In my journeys to Kyoto, I always take the time to visit one of the oldest temples in Kyoto and meditate. In a busy life, it can be easy to get swept up among the to-do lists, swim lessons with my daughter and morning meetings. Often, an hour of meditation feels out of reach.
However, many of the practices—and benefits—of meditation and zen philosophies can be incorporated into even the busiest of days. I wanted to share with you a few of my favorite easy ways towards a more worry-free day.
The most important is to take a moment for self-care. Particularly these days as the seasons change, it seems like there can be so many things to worry about in our skin, whether it’s too oily in some areas, too dry in others, if our pores look too big, or there’s a pesky last minute breakout before a big event.
Tatcha’s new Water Cream was created to bring zen to your skincare ritual. The unique oil-free formula bursts on skin to release refreshing hydration and powerful Japanese botanicals for smooth, poreless skin, making your skin one less thing to worry about. With its pure, minimal ingredients formulated with everything you need and nothing you don’t, it’s even easier to be worry-free.

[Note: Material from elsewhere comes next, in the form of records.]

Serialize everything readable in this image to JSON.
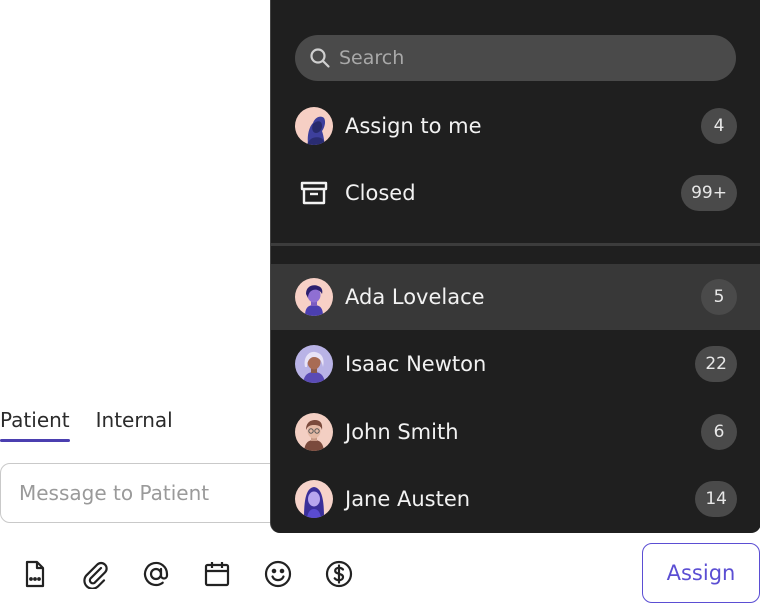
{
  "composer": {
    "tabs": [
      {
        "label": "Patient",
        "active": true
      },
      {
        "label": "Internal",
        "active": false
      }
    ],
    "message_placeholder": "Message to Patient",
    "toolbar_icons": [
      "document-icon",
      "paperclip-icon",
      "at-sign-icon",
      "calendar-icon",
      "emoji-icon",
      "dollar-icon"
    ],
    "assign_label": "Assign",
    "accent_color": "#5b4ed3"
  },
  "dropdown": {
    "search_placeholder": "Search",
    "quick_items": [
      {
        "label": "Assign to me",
        "count": "4",
        "icon": "avatar"
      },
      {
        "label": "Closed",
        "count": "99+",
        "icon": "archive-icon"
      }
    ],
    "users": [
      {
        "name": "Ada Lovelace",
        "count": "5",
        "highlighted": true
      },
      {
        "name": "Isaac Newton",
        "count": "22",
        "highlighted": false
      },
      {
        "name": "John Smith",
        "count": "6",
        "highlighted": false
      },
      {
        "name": "Jane Austen",
        "count": "14",
        "highlighted": false
      }
    ]
  }
}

Some other zen-inspired daily tips:
Wash your face each morning. Before walking into a temple or shrine in Japan, each person washes their hands to refresh and purify their minds—a clean beginning. Starting the day with a clean face and hands allows you a new beginning, each and every morning.
Single-task. There is a zen saying: “When walking, walk. When eating, eat.” These days, multitasking is a fact of life, but it’s worth focusing on the things that matter. When your mind is not juggling many things, it reduces stress to bring skin a rosy glow and clear complexion.
Forego your headphones. When meditating, you can either sit in a quiet room to think inward, or in an open room by the garden to better connect with the sounds of nature around you. I like to turn off the radio on my drive into work, or go for a walk with only my thoughts for company. It’s an opportunity to get more in touch with your breath and your body.
Spend time with friends. I recently fell in love with the KonMari method—inspired by Japanese essentialism—of simplifying your life and focusing instead on what sparks joy for you. Forego the gym membership for a weekly walk with friends, or cleanse your closet and reward yourself with a new purchase.
Give someone a sincere compliment. One core principle of zen is serving others, through volunteering or acts of humility. Although it can be hard to find the time to serve others, this can be incorporated into every day. Even a bright smile or a kind word helps to improve someone’s day, giving you—and them—radiance from the inside out.
Don’t be swept away. There is a beautiful Zen saying about the futility of stress: “If the problem has a solution, worrying is pointless as in the end the problem will be solved. If the problem has no solution, there is no reason to worry, because it can’t be solved.” Instead of fretting over things that you can’t control, focus on the things you can.
Look at a tree. Inspiration from nature is core to Japanese meditation practices. One beautiful analogy from a Buddhist monk says to observe how a tree sheds its leaves and twigs, but maintains a strong core. This illustrates how we can consider a new perspective, without compromising what is important.
Find a mantra. Do you hope to be more calm? More present? Grateful? Reciting a mantra comes from Japanese meditation practices. Choose a mantra that focuses on your goal and repeat it to yourself whenever you think of it, silently and aloud.
Think about your body. Many people think that meditation is about quieting your mind—which can seem like a daunting task. Instead, close your eyes and focus on different parts of your body. Are you sore anywhere? Feeling a breeze? Focusing on the sensations you feel is much easier than trying to think about nothing, but has the same de-stressing effect.
I hope these tips and tricks will bring some everyday zen into your life.